Undocumented workers may not collect damages for discrimination in refusing to hire or discrimination in firing if the worker has knowingly used a false social security number, and if the employee presents no evidence that the employer routinely hired undocumented workers knowing their identifying information to be false.
Also, the California Court of Appeal held that Senate Bill 1818 did not create a special exemption for undocumented workers to bring wrongful refusal to hire or wrongful termination claims. The Court held Senate Bill 1818, in making undocumented status irrelevant to the enforcement of the anti-discrimination laws, simply reaffirmed existing case law holdings. Those cases held generally that an undocumented worker could collect for unpaid wages, harassment, and other wrongs committed during the employment, but could not collect for damages for prospective earnings because of refusal to hire, or “back pay” because of alleged wrongful termination.

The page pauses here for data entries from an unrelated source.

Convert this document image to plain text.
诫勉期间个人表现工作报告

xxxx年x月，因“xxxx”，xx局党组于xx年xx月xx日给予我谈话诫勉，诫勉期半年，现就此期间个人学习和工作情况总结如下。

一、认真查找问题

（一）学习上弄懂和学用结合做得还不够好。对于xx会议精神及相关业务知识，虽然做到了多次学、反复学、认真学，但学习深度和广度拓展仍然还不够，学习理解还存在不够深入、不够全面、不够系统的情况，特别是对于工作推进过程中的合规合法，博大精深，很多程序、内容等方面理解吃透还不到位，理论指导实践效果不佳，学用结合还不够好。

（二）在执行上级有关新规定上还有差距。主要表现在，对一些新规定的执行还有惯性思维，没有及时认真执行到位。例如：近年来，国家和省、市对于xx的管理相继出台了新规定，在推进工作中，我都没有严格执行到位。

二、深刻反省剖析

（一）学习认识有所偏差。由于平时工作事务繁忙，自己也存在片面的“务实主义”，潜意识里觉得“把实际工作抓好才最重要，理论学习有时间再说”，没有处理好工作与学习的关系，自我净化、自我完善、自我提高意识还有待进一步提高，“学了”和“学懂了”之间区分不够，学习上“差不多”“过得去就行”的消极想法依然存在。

California Senate Bill 1818 specifically makes irrelevant a worker's immigration status to matters of discovery during litigation. That is, the employer may not require the employee in the lawsuit to disclose his undocumented status. This recent decision places that prohibition in question where the employee is an undocumented worker claiming wrongful termination. I infer from the decision if the employee is not claiming wrongful refusal to hire, or wrongful termination, but is limiting his or her claims to matters arising during the employment, such as unpaid wages or harassment, then the protections of SB 1818 would apply.

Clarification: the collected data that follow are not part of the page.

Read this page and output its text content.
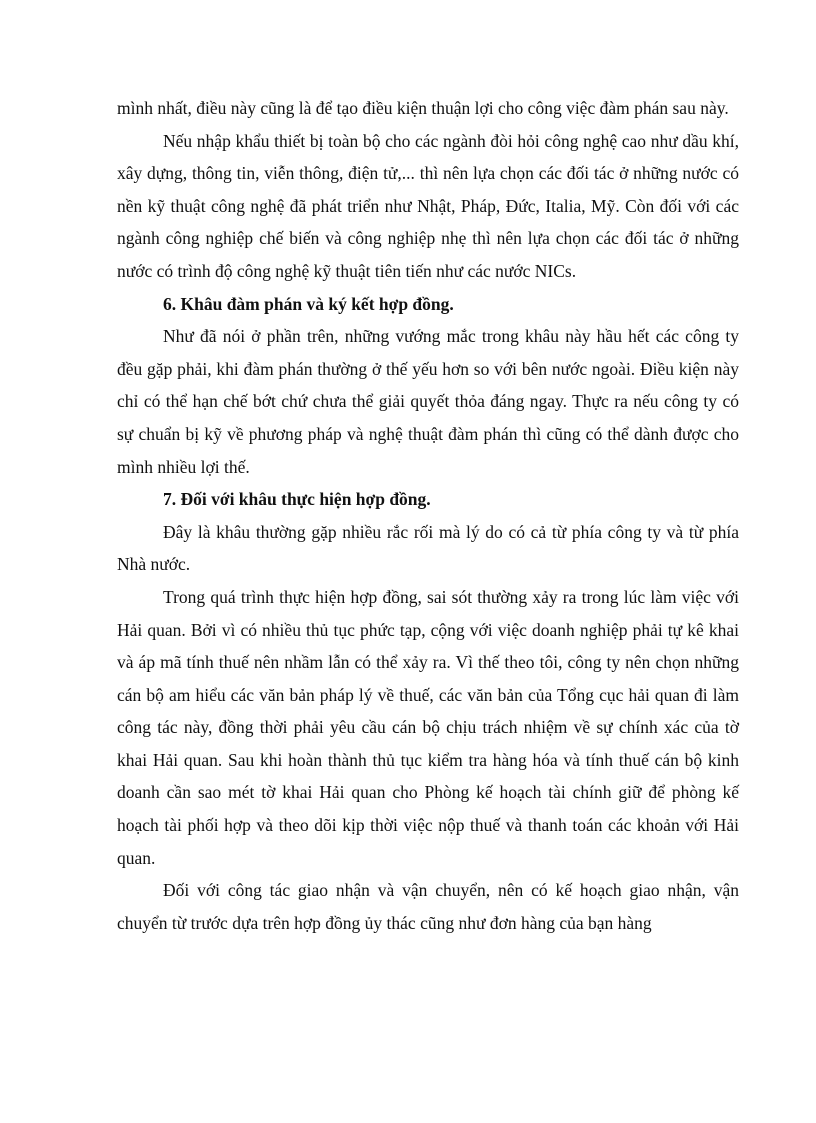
mình nhất, điều này cũng là để tạo điều kiện thuận lợi cho công việc đàm phán sau này.

Nếu nhập khẩu thiết bị toàn bộ cho các ngành đòi hỏi công nghệ cao như dầu khí, xây dựng, thông tin, viễn thông, điện tử,... thì nên lựa chọn các đối tác ở những nước có nền kỹ thuật công nghệ đã phát triển như Nhật, Pháp, Đức, Italia, Mỹ. Còn đối với các ngành công nghiệp chế biến và công nghiệp nhẹ thì nên lựa chọn các đối tác ở những nước có trình độ công nghệ kỹ thuật tiên tiến như các nước NICs.

6. Khâu đàm phán và ký kết hợp đồng.

Như đã nói ở phần trên, những vướng mắc trong khâu này hầu hết các công ty đều gặp phải, khi đàm phán thường ở thế yếu hơn so với bên nước ngoài. Điều kiện này chỉ có thể hạn chế bớt chứ chưa thể giải quyết thỏa đáng ngay. Thực ra nếu công ty có sự chuẩn bị kỹ về phương pháp và nghệ thuật đàm phán thì cũng có thể dành được cho mình nhiều lợi thế.

7. Đối với khâu thực hiện hợp đồng.

Đây là khâu thường gặp nhiều rắc rối mà lý do có cả từ phía công ty và từ phía Nhà nước.

Trong quá trình thực hiện hợp đồng, sai sót thường xảy ra trong lúc làm việc với Hải quan. Bởi vì có nhiều thủ tục phức tạp, cộng với việc doanh nghiệp phải tự kê khai và áp mã tính thuế nên nhầm lẫn có thể xảy ra. Vì thế theo tôi, công ty nên chọn những cán bộ am hiểu các văn bản pháp lý về thuế, các văn bản của Tổng cục hải quan đi làm công tác này, đồng thời phải yêu cầu cán bộ chịu trách nhiệm về sự chính xác của tờ khai Hải quan. Sau khi hoàn thành thủ tục kiểm tra hàng hóa và tính thuế cán bộ kinh doanh cần sao mét tờ khai Hải quan cho Phòng kế hoạch tài chính giữ để phòng kế hoạch tài phối hợp và theo dõi kịp thời việc nộp thuế và thanh toán các khoản với Hải quan.

Đối với công tác giao nhận và vận chuyển, nên có kế hoạch giao nhận, vận chuyển từ trước dựa trên hợp đồng ủy thác cũng như đơn hàng của bạn hàng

The basis of this article is the case of Salas v. Sierra Chemical Co. 2011 DJDAR 11941 (filed Aug. 9, 2011). The case is decided on the principles of the so-called “after acquired evidence rule” and the equitable principle of “unclean hands.” Both principles operate as defenses to claims for damages where the employer discovers after after the employee is fired (or not re-hired after a seasonal layoff) that the employee violated a company rule or policy. The employer must prove that the employer, if knowing of the violation, would not have hired the individual, or would have fired the individual immediately. Damages are cut off from the date the employer makes the discovery--hence, the phrase “after acquired evidence rule.”